Move as much as you can yourself and then just get a truck for the furniture.
If it was us, and if I liked the house, I would be asking if she would sell it. ( if you liked the house of course) or, for a long term lease, tell her your fears, and if she says that moving back into the house is not her intention, then get it in writing. I am not into moving for me it is way to much work.
Well, we just got back from looking at the other house. It is really nice. (no blue carpet!! LOL) DH really liked it as well. He is hesitant about moving. He said I am in a panic about it. I'm really not. Just mostly concerned about the kids. I would like to be settled somewhere before they start school in the fall.

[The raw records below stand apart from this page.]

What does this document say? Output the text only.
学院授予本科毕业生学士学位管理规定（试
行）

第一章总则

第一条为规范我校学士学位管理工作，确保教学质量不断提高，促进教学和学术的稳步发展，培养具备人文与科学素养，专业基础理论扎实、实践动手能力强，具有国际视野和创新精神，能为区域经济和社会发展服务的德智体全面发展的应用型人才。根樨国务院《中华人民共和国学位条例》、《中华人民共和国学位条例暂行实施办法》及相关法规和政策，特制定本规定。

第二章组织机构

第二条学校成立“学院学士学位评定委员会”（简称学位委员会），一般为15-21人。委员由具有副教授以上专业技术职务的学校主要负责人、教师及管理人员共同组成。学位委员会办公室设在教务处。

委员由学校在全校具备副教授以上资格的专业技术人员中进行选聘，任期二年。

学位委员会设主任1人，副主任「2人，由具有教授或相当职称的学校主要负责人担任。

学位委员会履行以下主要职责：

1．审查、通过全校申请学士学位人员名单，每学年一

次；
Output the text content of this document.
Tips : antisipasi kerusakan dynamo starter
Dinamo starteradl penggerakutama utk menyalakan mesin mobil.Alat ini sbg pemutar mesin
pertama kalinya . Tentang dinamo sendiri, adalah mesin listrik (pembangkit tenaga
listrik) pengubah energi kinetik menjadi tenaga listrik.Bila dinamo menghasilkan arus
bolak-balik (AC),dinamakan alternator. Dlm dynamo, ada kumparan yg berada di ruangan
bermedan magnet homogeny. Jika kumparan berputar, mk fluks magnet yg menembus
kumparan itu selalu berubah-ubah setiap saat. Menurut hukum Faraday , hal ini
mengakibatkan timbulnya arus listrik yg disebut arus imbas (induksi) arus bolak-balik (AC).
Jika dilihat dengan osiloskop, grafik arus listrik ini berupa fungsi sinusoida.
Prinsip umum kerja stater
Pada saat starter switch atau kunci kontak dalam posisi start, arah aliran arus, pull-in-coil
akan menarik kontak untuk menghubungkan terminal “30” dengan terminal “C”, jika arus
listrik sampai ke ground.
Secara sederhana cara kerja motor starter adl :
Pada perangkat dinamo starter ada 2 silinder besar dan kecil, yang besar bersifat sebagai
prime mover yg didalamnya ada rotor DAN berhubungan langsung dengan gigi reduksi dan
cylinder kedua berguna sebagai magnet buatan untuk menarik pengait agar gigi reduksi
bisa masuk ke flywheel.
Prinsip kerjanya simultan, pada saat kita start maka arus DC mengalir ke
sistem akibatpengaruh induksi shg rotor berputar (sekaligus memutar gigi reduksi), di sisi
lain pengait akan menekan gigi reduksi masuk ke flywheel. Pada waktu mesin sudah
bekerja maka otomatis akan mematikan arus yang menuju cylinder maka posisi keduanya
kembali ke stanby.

Mrse....the landlords here have previously offered to sell us the house. We just aren't sure that we want to buy it. It's not set up the way we would like, and we could custom build a house for about the same price. We just aren't ready to make that jump yet.

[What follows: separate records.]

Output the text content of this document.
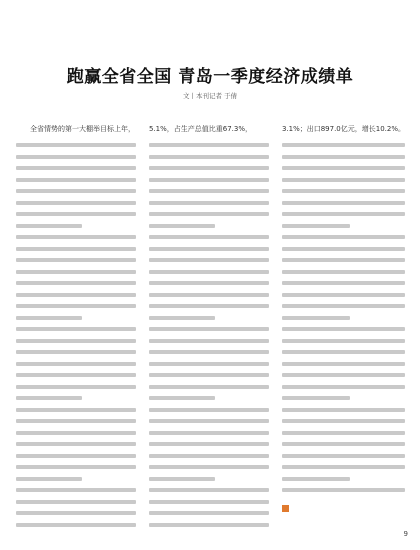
跑赢全省全国 青岛一季度经济成绩单
文丨本刊记者 于倩
全省情势的第一大棚举目标上年， 5.1%，占生产总值比重67.3%，	3.1%；出口897.0亿元，增长10.2%。
9
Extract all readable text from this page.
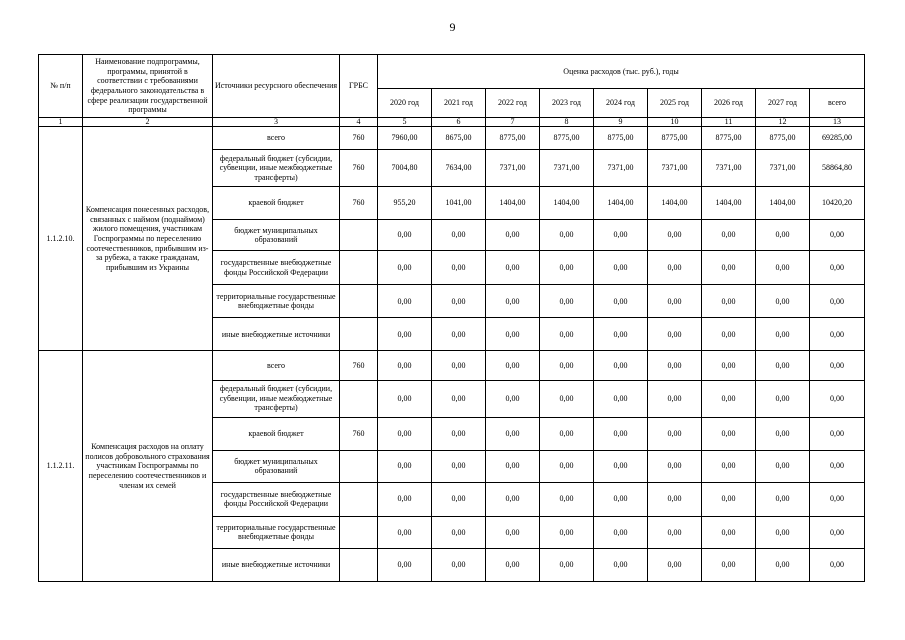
9
№ п/п	Наименование подпрограммы, программы, принятой в соответствии с требованиями федерального законодательства в сфере реализации государственной программы	Источники ресурсного обеспечения	ГРБС	Оценка расходов (тыс. руб.), годы								
				2020 год	2021 год	2022 год	2023 год	2024 год	2025 год	2026 год	2027 год	всего
1	2	3	4	5	6	7	8	9	10	11	12	13
1.1.2.10.	Компенсация понесенных расходов, связанных с наймом (поднаймом) жилого помещения, участникам Госпрограммы по переселению соотечественников, прибывшим из-за рубежа, а также гражданам, прибывшим из Украины	всего	760	7960,00	8675,00	8775,00	8775,00	8775,00	8775,00	8775,00	8775,00	69285,00
		федеральный бюджет (субсидии, субвенции, иные межбюджетные трансферты)	760	7004,80	7634,00	7371,00	7371,00	7371,00	7371,00	7371,00	7371,00	58864,80
		краевой бюджет	760	955,20	1041,00	1404,00	1404,00	1404,00	1404,00	1404,00	1404,00	10420,20
		бюджет муниципальных образований		0,00	0,00	0,00	0,00	0,00	0,00	0,00	0,00	0,00
		государственные внебюджетные фонды Российской Федерации		0,00	0,00	0,00	0,00	0,00	0,00	0,00	0,00	0,00
		территориальные государственные внебюджетные фонды		0,00	0,00	0,00	0,00	0,00	0,00	0,00	0,00	0,00
		иные внебюджетные источники		0,00	0,00	0,00	0,00	0,00	0,00	0,00	0,00	0,00
1.1.2.11.	Компенсация расходов на оплату полисов добровольного страхования участникам Госпрограммы по переселению соотечественников и членам их семей	всего	760	0,00	0,00	0,00	0,00	0,00	0,00	0,00	0,00	0,00
		федеральный бюджет (субсидии, субвенции, иные межбюджетные трансферты)		0,00	0,00	0,00	0,00	0,00	0,00	0,00	0,00	0,00
		краевой бюджет	760	0,00	0,00	0,00	0,00	0,00	0,00	0,00	0,00	0,00
		бюджет муниципальных образований		0,00	0,00	0,00	0,00	0,00	0,00	0,00	0,00	0,00
		государственные внебюджетные фонды Российской Федерации		0,00	0,00	0,00	0,00	0,00	0,00	0,00	0,00	0,00
		территориальные государственные внебюджетные фонды		0,00	0,00	0,00	0,00	0,00	0,00	0,00	0,00	0,00
		иные внебюджетные источники		0,00	0,00	0,00	0,00	0,00	0,00	0,00	0,00	0,00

DH mentioned maybe talking to the landlords here and seeing if they would be willing to sign a 1 year lease agreement. I'm not sure that they would, but I guess that will help tell us what exactly their intentions are.
As for now, we are still up in the air. DH was a little frustrated with me when he went back to work. He thinks I'm trying to rush this too much. I just hate the unsettled feeling. He is the type to fly by the seat of his pants, and not deal with problems until they are about ready to knock him down. I like to deal with them when I see them coming......before they knock me down!!
No offense, but it does sound like you are panicky a little. You haven't been told anything concrete by your landlord and only specualtion from the friend. If it were me, I would contact the landlord and find out what her plans our. If you want some flexibilty, ask for a lease. If you don't want to hassle with the landlord, move.
But, I wouldn't do anything without talking to your landlord first. I also would have a signed lease the next time I rented.
Robin, I would feel the same way you do. I like to have things settled especially whe you are concerned about moving schools. I would ask for the lease but, if the owners won't commit, I would get into a new place. If the place down the street isn't available then I would start looking somewhere else. I have been in this situation and it is really hard to find a new place and move in 30 days with all the hassles that entails, especially since you have had some early warnings.
A little update:
DH went to "Z"'s work. "Z" said that they filed the papers the day they were at our house unloading the furniture. The young guy that DH talked to was "Z"'s oldest son, I guess.
"Z" doesn't think the "Y" will sign a lease, but he will talk to her about it. For now, "Z" is still going to handle the renting of the house. So, now we need to talk with "Y" directly and see what her plans are.
Tink....I'm glad you understand where I'm coming from. If it were just DH and I, it would be different. But with 3 kids...I want things to go as smoothly as possible. Knowing "Y" and the way she is.....that won't happen LOL.
Thanks to all of you for your input!